Pour sa part, le chef du bureau de la MINUSCA a reconnu la tension actuelle à Zemio et aux alentours en raison de la présence d’éléments armés, notamment les anti-Balaka et des Fulanis armés, mais a réaffirmé l’engagement de la Mission “à protéger les populations locales, à sécuriser le retour des humanitaires et à promouvoir les valeurs de paix à travers d’autres missions de médiations”.

“De gros efforts sont déployés actuellement par la MINUSCA pour renforcer les casques-bleus basés à Zémio afin de protéger les milliers de déplacés internes”, a dit Wastelain, tout en rappelant quelques initiatives menées récemment, notamment la mission du Préfet et d’autres personnalités et d’une “caravane de la paix”, composée des autorités centrafricaines et de la MINUSCA, pour obtenir une cessation des hostilités. Selon ce responsable, les parlementaires du Haut-Mbomou ont sollicité l’appui de la Mission afin de se rendre prochainement à Zémio pour une médiation et pour promouvoir le retour à l’ordre public.

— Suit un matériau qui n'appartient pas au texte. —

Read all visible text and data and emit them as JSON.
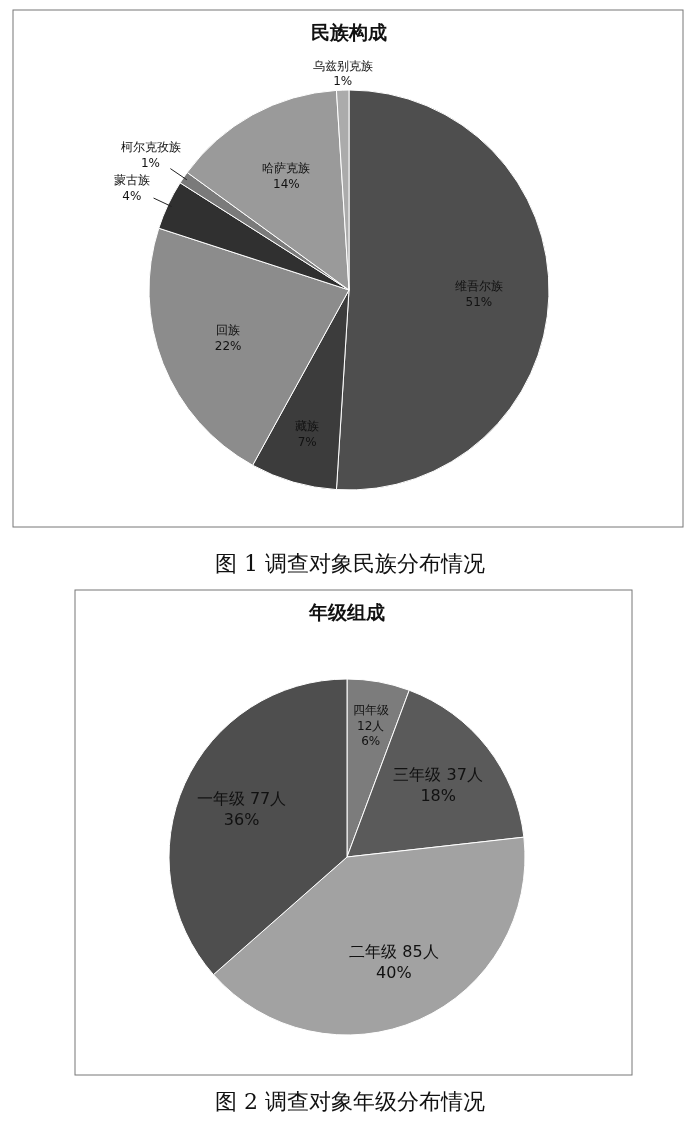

Lors de la conférence de presse, le porte-parole de la MINUSCA, Vladimir Monteiro, a fait part de l’appel lancé aux Centrafricains, par le Représentant spécial du Secrétaire général des Nations Unies, Parfait Onanga-Anyanga, pour qu’ils soutienent l’opération-pilote du DDRR, qui a démarré mercredi à Bangui. Le projet pilote vise à désarmer et démobiliser un total de 560 combattants et se poursuivra à Paoua, Bouar, Kaga Bandoro, Bambari, Bria, Birao et Koui. Monteiro a d’autre part annoncé l’arrivée prochaine en Centrafrique, du  Représentant spécial adjoint du Secrétaire général des Nations Unies, Kenneth Gluck, pour prendre ses nouvelles fonctions.